Pre-wedding day stress makes it easy to forget about the little things. While spending time with your honey is indeed important, I’m actually talking about stuff like bobby pins, tampons, and hem tape.
With You In Mind, Inc.’s Wedding Day Emergency Kit for one to four women, five to nine women, and even bigger bridal parties includes roughly 30 name-brand products that will save your butt in a fix. Neither stains, nor pains, nor bad breath will interfere with your happiness on your big day.
But if a custom-made cosmetic bag isn’t really your idea of utilitarian, the ever-fabulous Sterlingspider reminds us that there is a edgier option out there. The Wedding Day Survival Kit comes in a plain metal attaché case and contains almost everything you need to repair yourself, your dress, and your attendants. It even includes a set of extra wedding bands (made of what, I don’t know) in case your best man flakes out.
Of course, this is all well and good, but what happens if an emergency goes down on the other side of the altar? Not a problem when you present your husband-to-be with the Groom’s Wedding Day Kit, featuring everything from shoe wipes to deodorant to stain remover and more.
We could have used one of those. It was an emergency stop at the hotel convenience store to get safety pins because my husband assumed his pants had belt loops and that losing a little weight wasn’t a problem and the pants did not have belt loops and it was a problem. But all’s well that ends well.
Hee-hee. That could have made for an interesting wedding video, you could have won thousands of dollars Meg! I think I’ll just look at what’s in the kits and put one together myself. It’s probably cheaper I think.
I can go one better. For our wedding, my husband-to-be was wearing period clothing (as was I).

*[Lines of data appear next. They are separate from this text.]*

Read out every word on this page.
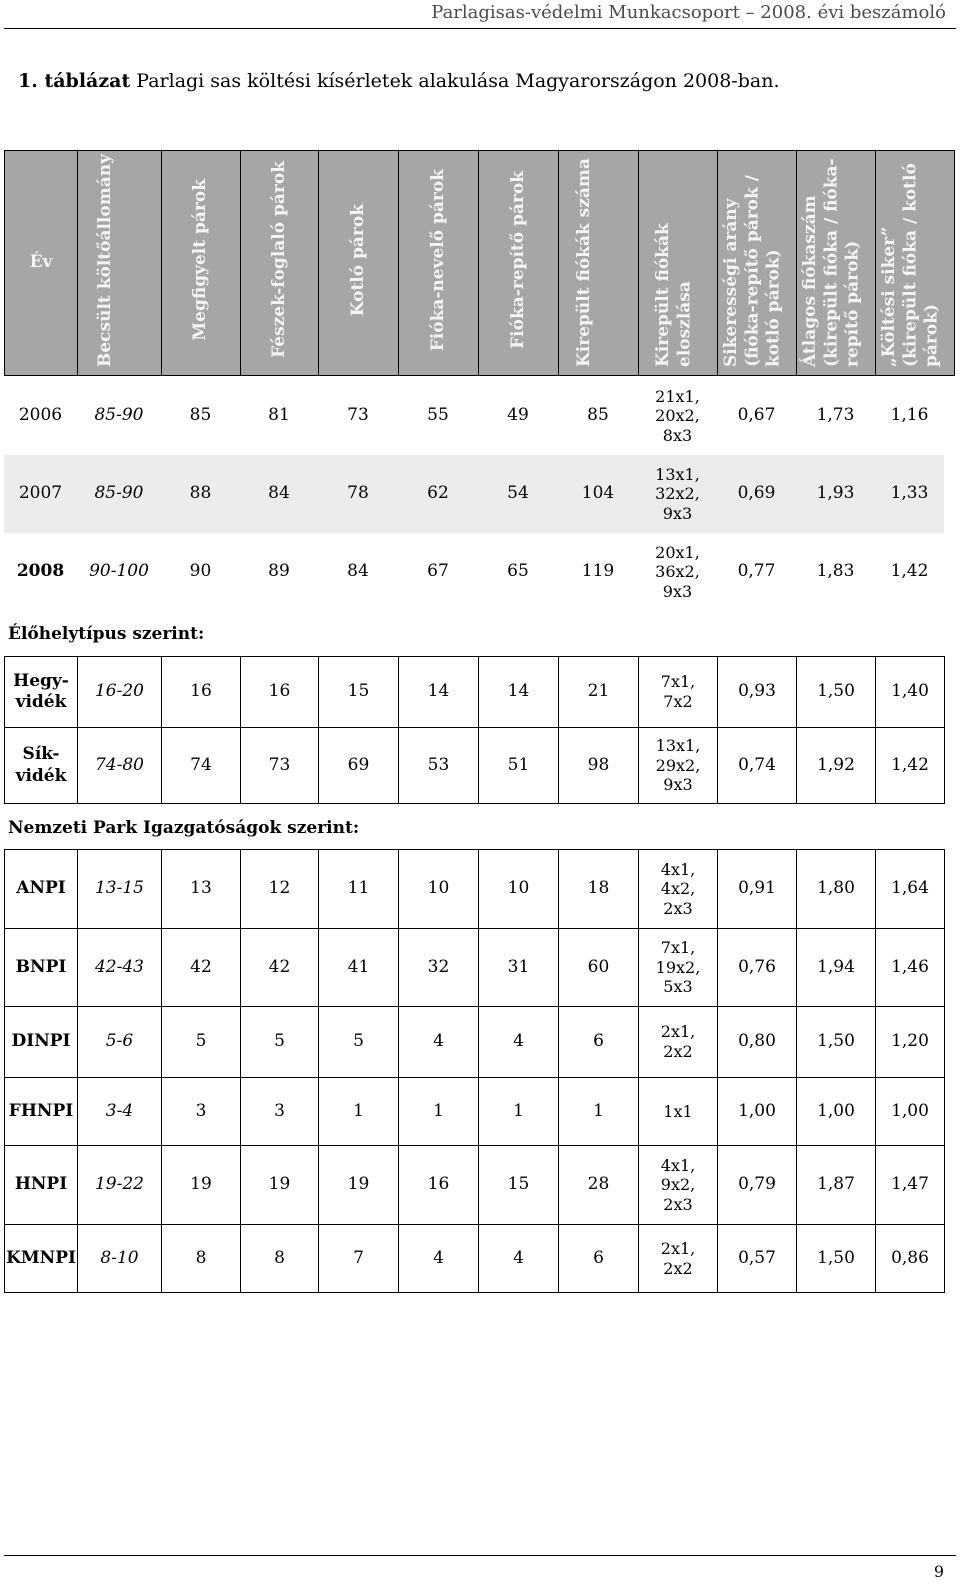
Parlagisas-védelmi Munkacsoport – 2008. évi beszámoló
1. táblázat Parlagi sas költési kísérletek alakulása Magyarországon 2008-ban.
Év	Becsült költőállomány	Megfigyelt párok	Fészek-foglaló párok	Kotló párok	Fióka-nevelő párok	Fióka-repítő párok	Kirepült fiókák száma	Kirepült fiókák eloszlása	Sikerességi arány (fióka-repítő párok / kotló párok)	Átlagos fiókaszám (kirepült fióka / fióka-repítő párok)	„Költési siker” (kirepült fióka / kotló párok)
2006	85-90	85	81	73	55	49	85	21x1,
20x2,
8x3	0,67	1,73	1,16
2007	85-90	88	84	78	62	54	104	13x1,
32x2,
9x3	0,69	1,93	1,33
2008	90-100	90	89	84	67	65	119	20x1,
36x2,
9x3	0,77	1,83	1,42
Élőhelytípus szerint:
Hegy-
vidék	16-20	16	16	15	14	14	21	7x1,
7x2	0,93	1,50	1,40
Sík-
vidék	74-80	74	73	69	53	51	98	13x1,
29x2,
9x3	0,74	1,92	1,42
Nemzeti Park Igazgatóságok szerint:
ANPI	13-15	13	12	11	10	10	18	4x1,
4x2,
2x3	0,91	1,80	1,64
BNPI	42-43	42	42	41	32	31	60	7x1,
19x2,
5x3	0,76	1,94	1,46
DINPI	5-6	5	5	5	4	4	6	2x1,
2x2	0,80	1,50	1,20
FHNPI	3-4	3	3	1	1	1	1	1x1	1,00	1,00	1,00
HNPI	19-22	19	19	19	16	15	28	4x1,
9x2,
2x3	0,79	1,87	1,47
KMNPI	8-10	8	8	7	4	4	6	2x1,
2x2	0,57	1,50	0,86
9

For months, he’d been trying things on for fittings: putting them on, taking them off, putting them on … no problem.
The day of the wedding: he buttoned up his breeches, and those danged pearl-headed buttons – ! Every single pearl PULLED OFF the metal shank!!! Yes, that’s right; the metal shanks stayed where I had securely sewn them to the breeches, but they were headless!

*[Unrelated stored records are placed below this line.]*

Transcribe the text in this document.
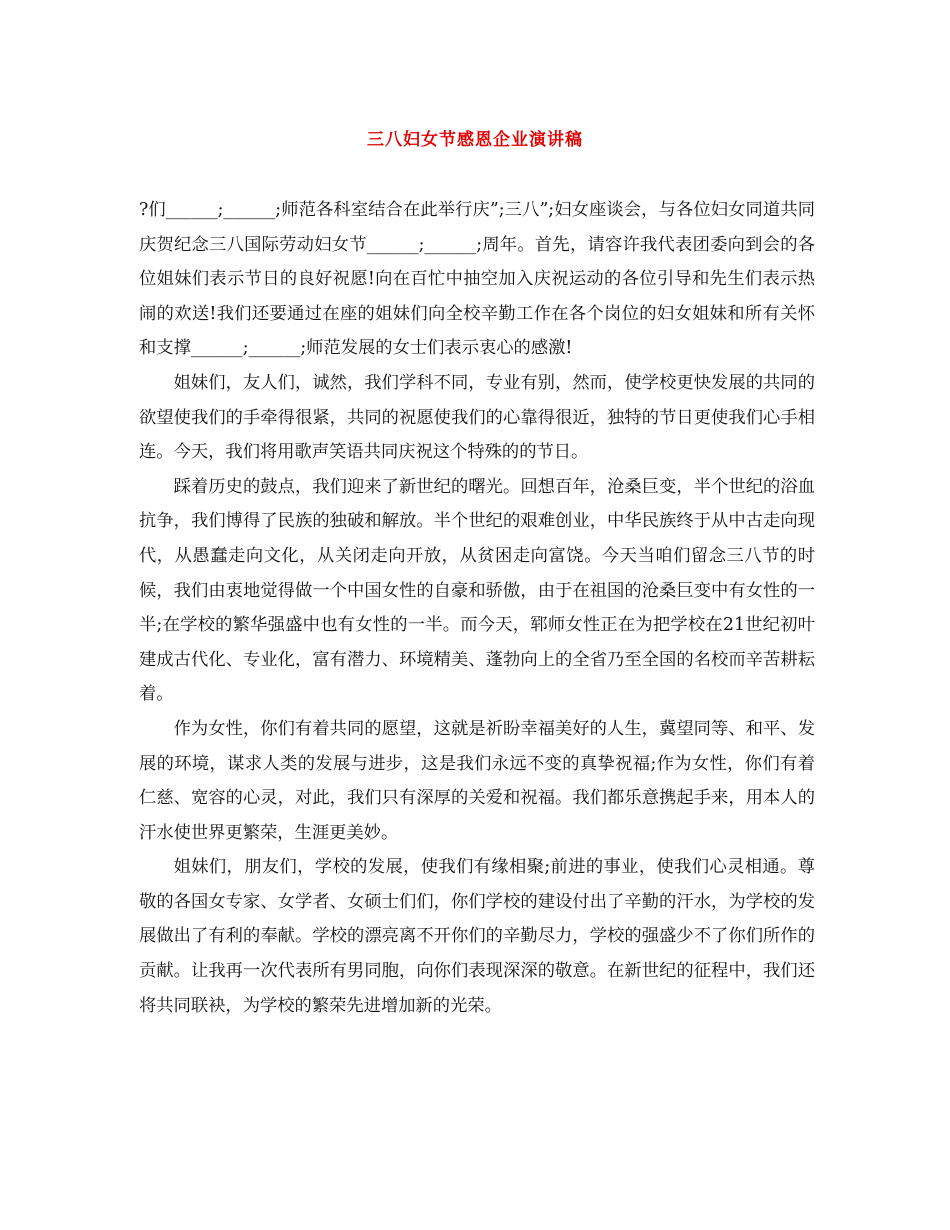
三八妇女节感恩企业演讲稿

?们______;______;师范各科室结合在此举行庆”;三八”;妇女座谈会，与各位妇女同道共同庆贺纪念三八国际劳动妇女节______;______;周年。首先，请容许我代表团委向到会的各位姐妹们表示节日的良好祝愿!向在百忙中抽空加入庆祝运动的各位引导和先生们表示热闹的欢送!我们还要通过在座的姐妹们向全校辛勤工作在各个岗位的妇女姐妹和所有关怀和支撑______;______;师范发展的女士们表示衷心的感激!

姐妹们，友人们，诚然，我们学科不同，专业有别，然而，使学校更快发展的共同的欲望使我们的手牵得很紧，共同的祝愿使我们的心靠得很近，独特的节日更使我们心手相连。今天，我们将用歌声笑语共同庆祝这个特殊的的节日。

踩着历史的鼓点，我们迎来了新世纪的曙光。回想百年，沧桑巨变，半个世纪的浴血抗争，我们博得了民族的独破和解放。半个世纪的艰难创业，中华民族终于从中古走向现代，从愚蠢走向文化，从关闭走向开放，从贫困走向富饶。今天当咱们留念三八节的时候，我们由衷地觉得做一个中国女性的自豪和骄傲，由于在祖国的沧桑巨变中有女性的一半;在学校的繁华强盛中也有女性的一半。而今天，郓师女性正在为把学校在21世纪初叶建成古代化、专业化，富有潜力、环境精美、蓬勃向上的全省乃至全国的名校而辛苦耕耘着。

作为女性，你们有着共同的愿望，这就是祈盼幸福美好的人生，冀望同等、和平、发展的环境，谋求人类的发展与进步，这是我们永远不变的真挚祝福;作为女性，你们有着仁慈、宽容的心灵，对此，我们只有深厚的关爱和祝福。我们都乐意携起手来，用本人的汗水使世界更繁荣，生涯更美妙。

姐妹们，朋友们，学校的发展，使我们有缘相聚;前进的事业，使我们心灵相通。尊敬的各国女专家、女学者、女硕士们们，你们学校的建设付出了辛勤的汗水，为学校的发展做出了有利的奉献。学校的漂亮离不开你们的辛勤尽力，学校的强盛少不了你们所作的贡献。让我再一次代表所有男同胞，向你们表现深深的敬意。在新世纪的征程中，我们还将共同联袂，为学校的繁荣先进增加新的光荣。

Thank heaven for the safety pins – although it was crushing to me, as I had worked so hard so that the outfit would look nice!
When my brother got married, I bought my formal bag with an eye to packing an emergency kit for his bride – needles, thread, tiny scissors, packaged SHOUT wipes, pins, everything I could think of. And I wound up stitching bridesmaids into their gowns so they wouldn’t inadvertently flash folks, and boy oh boy, were the SHOUT wipes a good idea! As the bride exited the limo, the wind whipped up, and her train flew back into the limo, and something in the limo left a big black blotch on her dress! Fortunately, I got it off before she went into the church, but it was A Moment – and one we could have done without. I had also picked up a couple of different umbrellas, one white, one clear, one I-don’t-remember-what, as it seemed as if it might rain, and I knew there was no provision for keeping her dry as she moved between buildings. Fortunately, those at least were not needed.